4.24 ENVIRONMENTAL MATTERS . Seller, with respect to the Business
and the Real Property, is in material compliance with all applicable all
applicable laws, rules, directives, permits, licenses and judgments relating to
pollution, contamination or protection of the environment ("Environmental
Laws"). Seller has not received notice alleging in any manner that Seller is, or
might be potentially responsible for, any release of hazardous materials, or any
costs arising under or violation of Environmental Laws with respect to the
Business or the Assets. No expenditure will be required in order for Buyer to
comply with any Environmental Laws in effect at the time of the Closing in
connection with the operation or continued operation of the Business or the Real
Property in a manner consistent with the current operation thereof by Seller.
Seller, on behalf of itself and its successors and assigns, hereby waives,
releases and agrees not to bring any claim, demand, cause of action or
proceeding, including without limitation any cost recovery action, against Buyer
under any Environmental Law in connection with the Buyer's purchase, ownership
or operation of the Business and the Assets.
4.25 BROKERAGE . No third party shall be entitled to receive any
brokerage commissions, finder's fees, fees for financial advisory services or
similar compensation in connection with the transactions contemplated by this
Agreement based on any arrangement or agreement made by or on behalf of Seller.

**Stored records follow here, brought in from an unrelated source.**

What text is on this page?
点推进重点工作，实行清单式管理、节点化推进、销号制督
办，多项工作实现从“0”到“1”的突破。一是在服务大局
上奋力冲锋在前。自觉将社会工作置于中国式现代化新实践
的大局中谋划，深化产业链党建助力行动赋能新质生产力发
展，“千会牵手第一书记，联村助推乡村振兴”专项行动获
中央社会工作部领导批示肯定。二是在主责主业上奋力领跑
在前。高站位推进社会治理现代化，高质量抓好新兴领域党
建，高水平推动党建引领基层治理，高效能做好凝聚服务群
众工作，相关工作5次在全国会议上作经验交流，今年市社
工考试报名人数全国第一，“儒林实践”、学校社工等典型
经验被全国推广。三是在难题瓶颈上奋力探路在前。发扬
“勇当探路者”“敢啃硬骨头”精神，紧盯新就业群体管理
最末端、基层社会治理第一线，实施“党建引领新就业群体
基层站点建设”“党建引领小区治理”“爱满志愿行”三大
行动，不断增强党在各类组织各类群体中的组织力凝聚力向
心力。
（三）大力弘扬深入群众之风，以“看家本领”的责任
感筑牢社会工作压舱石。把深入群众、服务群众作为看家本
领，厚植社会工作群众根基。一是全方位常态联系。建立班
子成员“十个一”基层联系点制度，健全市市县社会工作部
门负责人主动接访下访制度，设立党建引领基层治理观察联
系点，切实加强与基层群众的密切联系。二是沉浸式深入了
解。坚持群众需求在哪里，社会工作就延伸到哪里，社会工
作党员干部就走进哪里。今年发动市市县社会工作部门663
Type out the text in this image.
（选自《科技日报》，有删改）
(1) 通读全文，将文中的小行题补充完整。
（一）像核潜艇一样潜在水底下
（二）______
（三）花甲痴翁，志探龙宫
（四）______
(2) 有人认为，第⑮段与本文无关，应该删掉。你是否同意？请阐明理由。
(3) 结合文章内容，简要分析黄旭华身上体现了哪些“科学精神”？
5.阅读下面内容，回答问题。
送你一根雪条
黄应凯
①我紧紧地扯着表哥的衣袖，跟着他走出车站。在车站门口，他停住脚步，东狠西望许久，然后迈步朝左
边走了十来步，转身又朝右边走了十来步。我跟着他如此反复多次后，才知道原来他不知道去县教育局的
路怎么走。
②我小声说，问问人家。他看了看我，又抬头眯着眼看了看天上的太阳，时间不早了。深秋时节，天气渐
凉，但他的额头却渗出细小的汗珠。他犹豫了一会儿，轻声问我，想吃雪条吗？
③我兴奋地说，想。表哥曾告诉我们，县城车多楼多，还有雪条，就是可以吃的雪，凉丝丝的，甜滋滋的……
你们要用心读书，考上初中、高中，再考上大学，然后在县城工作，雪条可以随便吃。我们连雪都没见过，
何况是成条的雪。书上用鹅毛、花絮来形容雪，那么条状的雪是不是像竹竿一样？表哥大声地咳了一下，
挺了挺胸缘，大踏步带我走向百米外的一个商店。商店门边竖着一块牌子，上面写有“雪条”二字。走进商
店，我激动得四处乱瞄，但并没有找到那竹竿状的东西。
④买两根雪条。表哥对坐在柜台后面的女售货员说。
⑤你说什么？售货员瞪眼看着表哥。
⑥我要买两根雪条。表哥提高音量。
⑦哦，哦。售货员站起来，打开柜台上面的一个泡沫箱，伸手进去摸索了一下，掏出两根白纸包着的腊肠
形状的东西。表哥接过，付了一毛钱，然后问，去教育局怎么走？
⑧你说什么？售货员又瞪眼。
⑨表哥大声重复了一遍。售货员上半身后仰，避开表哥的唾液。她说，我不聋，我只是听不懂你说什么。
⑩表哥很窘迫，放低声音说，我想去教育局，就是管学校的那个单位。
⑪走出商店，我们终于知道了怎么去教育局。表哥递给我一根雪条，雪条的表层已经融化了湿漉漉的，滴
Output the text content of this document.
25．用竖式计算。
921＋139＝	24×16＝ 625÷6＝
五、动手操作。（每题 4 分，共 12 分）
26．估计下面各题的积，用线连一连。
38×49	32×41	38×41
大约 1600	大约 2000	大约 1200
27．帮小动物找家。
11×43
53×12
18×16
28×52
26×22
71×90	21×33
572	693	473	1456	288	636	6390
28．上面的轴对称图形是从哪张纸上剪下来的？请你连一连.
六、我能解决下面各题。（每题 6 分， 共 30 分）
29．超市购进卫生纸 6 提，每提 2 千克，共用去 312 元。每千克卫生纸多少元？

4.26 DISCLOSURE . Neither this Agreement nor any of the Exhibits
hereto nor any of the documents delivered by or on behalf of Seller pursuant to
Article VIII hereof nor the Disclosure Schedule nor any of the financial
statements referred to in Section 4.06 hereof, taken as a whole, contain any
untrue statement of a material fact regarding Seller or the Business or any of
the other matters dealt with in this Article IV relating to Seller or the
transactions contemplated by this Agreement. This Agreement, the Exhibits
hereto, the documents delivered to Buyer by or on behalf of Seller pursuant to
Article VIII hereof, the Disclosure Schedule and the financial statements
referred to in Section 4.06 hereof, taken as a whole, do not omit any material
fact necessary to make the statements contained herein or therein, in light of
the circumstances in which they were made, not misleading, and there is no fact
which has not been disclosed to Buyer of which any officer or director of Seller
is aware which materially affects adversely or could reasonably be anticipated
to materially affect adversely the Assets or the Business.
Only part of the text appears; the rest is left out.